COP28 Key Agenda Items in Summary:

  • A Global Stocktake assessment of whether the world is on track to meet its goals under the Paris Agreement.
  • Negotiations over a loss and damage fund, historically agreed to at the conclusion of COP27.


COP29 and Beyond

Whilst COP28 is only just taking place, there has been broad commentary on the finalisation of hosting duties for future Conferences.

As part of an Albanese election promise for a new era in Australian climate policy, the Australian Labor Party pledged to bid to co-host a ‘future Conference of the Parties (COP) in Australia with Pacific partner countries.’ At the time of the election of the Labor Government, the host nations of COP27 in 2022 (Egypt) and COP28 in 2023 (United Arab Emirates) had already been announced. As COPs are generally held in November and December, the next conference, COP29, may fall beyond the next federal election.

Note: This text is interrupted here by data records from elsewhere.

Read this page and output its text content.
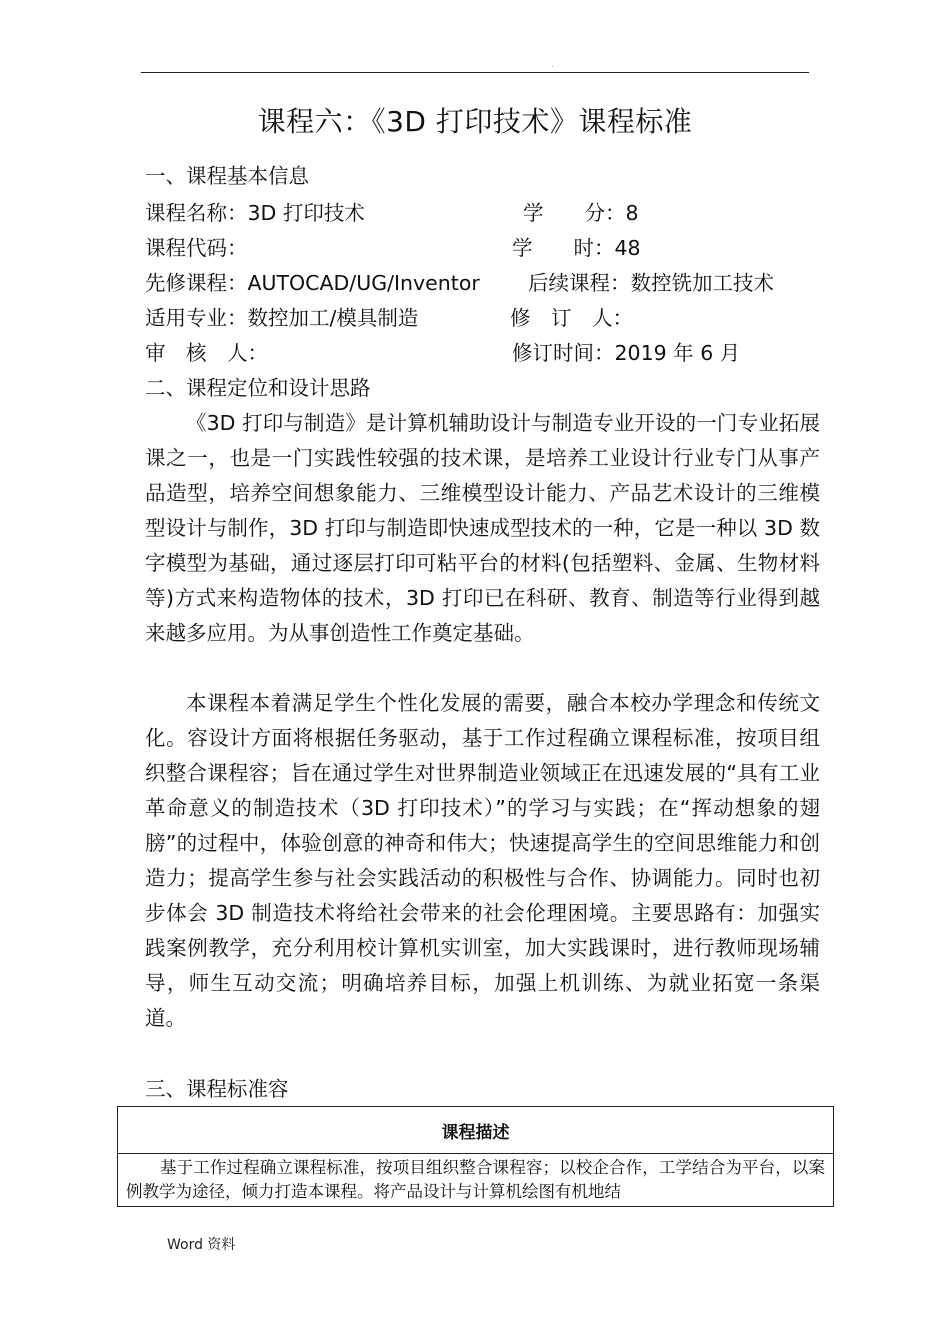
.
课程六：《3D 打印技术》课程标准
一、课程基本信息
课程名称：3D 打印技术	学　　分：8
课程代码：	学　　时：48
先修课程：AUTOCAD/UG/Inventor 后续课程：数控铣加工技术
适用专业：数控加工/模具制造	修　订　人：
审　核　人：	修订时间：2019 年 6 月
二、课程定位和设计思路

《3D 打印与制造》是计算机辅助设计与制造专业开设的一门专业拓展课之一，也是一门实践性较强的技术课，是培养工业设计行业专门从事产品造型，培养空间想象能力、三维模型设计能力、产品艺术设计的三维模型设计与制作，3D 打印与制造即快速成型技术的一种，它是一种以 3D 数字模型为基础，通过逐层打印可粘平台的材料(包括塑料、金属、生物材料等)方式来构造物体的技术，3D 打印已在科研、教育、制造等行业得到越来越多应用。为从事创造性工作奠定基础。

本课程本着满足学生个性化发展的需要，融合本校办学理念和传统文化。容设计方面将根据任务驱动，基于工作过程确立课程标准，按项目组织整合课程容；旨在通过学生对世界制造业领域正在迅速发展的“具有工业革命意义的制造技术（3D 打印技术）”的学习与实践；在“挥动想象的翅膀”的过程中，体验创意的神奇和伟大；快速提高学生的空间思维能力和创造力；提高学生参与社会实践活动的积极性与合作、协调能力。同时也初步体会 3D 制造技术将给社会带来的社会伦理困境。主要思路有：加强实践案例教学，充分利用校计算机实训室，加大实践课时，进行教师现场辅导，师生互动交流；明确培养目标，加强上机训练、为就业拓宽一条渠道。

三、课程标准容
课程描述
基于工作过程确立课程标准，按项目组织整合课程容；以校企合作，工学结合为平台，以案例教学为途径，倾力打造本课程。将产品设计与计算机绘图有机地结
Word 资料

Did You Know – Rights to host gatherings for COP rotate between the United Nations’ five global regions, with Eastern Europe set to host in 2024.

The 23 countries that make up that region must select their host candidate unanimously, though the group is also able to relinquish its turn. The COP Presidency is subject to yearly rotation amongst the five global regions, and it is usual that the party holding the Presidency will also host the conference. According to a UNFCCC guide published in 2020, the Secretariat will conduct a fact-finding mission to assess the proposed host city and possible venues 18 months ahead of the tentative date for the COP.

In November 2022, Minister Bowen announced the Government had decided against bidding for hosting duties for COP29, citing the timeframe and geopolitical considerations, but would bid to host COP31, the Conference scheduled for 2026. He also noted that “A Conference of the Parties, as well as being an important discussion, is also the world’s biggest trade fair…there is an opportunity if we win the bid – to show Australia’s capacity to help the world as a renewable energy powerhouse.

The 2026 talks are open to the Western European and Other States regional group, which includes Australia.

As of this week, there has been no official confirmation of where COP29 will convene, a consensus on which has been made challenging in light of geopolitical tensions in the regional group of Eastern Europe, due to host the Conference next year.  As per the convention in which a COP host is announced by the UNFCCC one year in advance, the official announcement of the host country for COP29 will be formally announced at the 28th Conference and, therefore, in the coming days.